When an email is rejected by a subscriber's email server, it's called a bounce.
Hard bounce
A hard bounce indicates a permanent reason an email cannot be delivered. In most cases, bounced email addresses are removed automatically and immediately from the active subscribers and placed in the Cleaned portion of your list. Cleaned subscribers will be excluded from future campaign sends to this list.
While there are many reasons an email address may hard bounce, below are some common reasons this could happen:
- Recipient email address does not exist
- The domain name does not exist
- The recipient's email server has completely blocked delivery
Soft bounce
Soft bounces typically indicate a temporary delivery issue to an address and are handled differently than hard bounces. When an email address soft bounces, it will immediately display as a soft bounce in the email campaign report.
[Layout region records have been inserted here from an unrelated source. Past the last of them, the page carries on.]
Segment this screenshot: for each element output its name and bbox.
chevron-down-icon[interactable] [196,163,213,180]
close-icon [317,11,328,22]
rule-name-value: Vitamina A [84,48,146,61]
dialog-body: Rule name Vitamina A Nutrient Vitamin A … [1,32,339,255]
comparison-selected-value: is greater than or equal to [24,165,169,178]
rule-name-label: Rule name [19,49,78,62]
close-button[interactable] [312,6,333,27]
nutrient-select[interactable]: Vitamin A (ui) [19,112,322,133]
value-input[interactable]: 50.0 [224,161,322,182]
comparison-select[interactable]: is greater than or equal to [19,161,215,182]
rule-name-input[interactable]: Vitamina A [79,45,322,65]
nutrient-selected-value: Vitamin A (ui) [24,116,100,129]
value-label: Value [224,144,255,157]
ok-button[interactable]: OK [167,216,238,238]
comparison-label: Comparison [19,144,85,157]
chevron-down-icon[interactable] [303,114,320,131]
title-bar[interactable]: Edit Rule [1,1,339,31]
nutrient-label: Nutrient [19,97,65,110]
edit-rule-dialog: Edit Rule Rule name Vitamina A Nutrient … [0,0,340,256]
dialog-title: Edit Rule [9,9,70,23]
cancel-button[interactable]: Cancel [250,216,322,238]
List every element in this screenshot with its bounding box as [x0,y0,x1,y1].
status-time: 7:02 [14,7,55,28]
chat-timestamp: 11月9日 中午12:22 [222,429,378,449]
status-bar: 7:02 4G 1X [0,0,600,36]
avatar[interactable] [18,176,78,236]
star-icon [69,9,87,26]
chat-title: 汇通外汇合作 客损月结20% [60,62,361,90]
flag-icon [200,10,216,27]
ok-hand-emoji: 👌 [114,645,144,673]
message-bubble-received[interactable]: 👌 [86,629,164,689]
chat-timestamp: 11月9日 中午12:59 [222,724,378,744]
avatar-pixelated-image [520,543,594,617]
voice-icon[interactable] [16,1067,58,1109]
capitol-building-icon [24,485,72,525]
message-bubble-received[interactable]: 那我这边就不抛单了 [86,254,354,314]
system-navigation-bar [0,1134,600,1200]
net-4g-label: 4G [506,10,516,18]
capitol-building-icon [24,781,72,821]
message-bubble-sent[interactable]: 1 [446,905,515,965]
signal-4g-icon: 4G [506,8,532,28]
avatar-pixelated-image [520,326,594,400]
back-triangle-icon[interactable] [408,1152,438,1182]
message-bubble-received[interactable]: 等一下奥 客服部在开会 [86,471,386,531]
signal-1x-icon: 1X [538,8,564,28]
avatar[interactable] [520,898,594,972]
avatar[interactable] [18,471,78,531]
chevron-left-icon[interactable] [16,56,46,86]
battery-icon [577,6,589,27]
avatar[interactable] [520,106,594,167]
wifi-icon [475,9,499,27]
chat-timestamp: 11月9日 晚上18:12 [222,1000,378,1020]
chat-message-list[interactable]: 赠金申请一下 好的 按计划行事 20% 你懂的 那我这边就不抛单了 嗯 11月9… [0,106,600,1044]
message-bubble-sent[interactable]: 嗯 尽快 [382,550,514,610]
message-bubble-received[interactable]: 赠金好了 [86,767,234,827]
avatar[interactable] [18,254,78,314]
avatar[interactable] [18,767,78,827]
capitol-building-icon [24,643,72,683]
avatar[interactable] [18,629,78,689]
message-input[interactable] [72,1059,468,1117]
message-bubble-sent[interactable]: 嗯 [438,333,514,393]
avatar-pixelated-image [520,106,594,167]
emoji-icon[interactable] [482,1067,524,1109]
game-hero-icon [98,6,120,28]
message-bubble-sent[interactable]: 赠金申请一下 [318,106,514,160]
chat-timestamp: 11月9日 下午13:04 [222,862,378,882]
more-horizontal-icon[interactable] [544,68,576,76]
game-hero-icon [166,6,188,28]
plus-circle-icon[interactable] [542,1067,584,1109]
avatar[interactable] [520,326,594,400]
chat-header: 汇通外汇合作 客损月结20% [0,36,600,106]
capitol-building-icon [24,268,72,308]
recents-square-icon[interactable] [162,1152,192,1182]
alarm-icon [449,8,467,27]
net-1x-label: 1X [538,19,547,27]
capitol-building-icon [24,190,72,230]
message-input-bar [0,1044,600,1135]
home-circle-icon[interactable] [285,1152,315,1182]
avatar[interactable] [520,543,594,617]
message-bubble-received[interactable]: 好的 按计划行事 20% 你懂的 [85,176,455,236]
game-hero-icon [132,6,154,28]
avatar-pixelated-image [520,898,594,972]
If an email address continues to soft bounce in additional email campaigns, the address will eventually be considered a hard bounce and cleaned from your list. We'll allow seven soft bounces for an email address with no subscriber activity and up to 15 soft bounces for subscribers with previous subscriber activity before converting a soft bounce into a hard bounce.
While there are many reasons an email address may soft bounce, below are some common reasons this could happen:
- Mailbox is full (over quota)
- The recipient's email server is down or offline
- The email message is too large
High Bounce Rates
High bounce rates are often caused by lists that have gone stale or addresses that were improperly entered or imported.
Internet service providers (ISPs) have limits for bounces, unsubscribes, and abuse complaints, and Upsales is required to enforce these limits. If these rates are too high, it could prompt a warning or suspension on your account.
Bounce rate limits vary between ISPs and email providers, and they change throughout the year based on incoming email volume. Because these limits are variable, and to avoid giving too much information to spammers, ISPs do not publicly release their limits.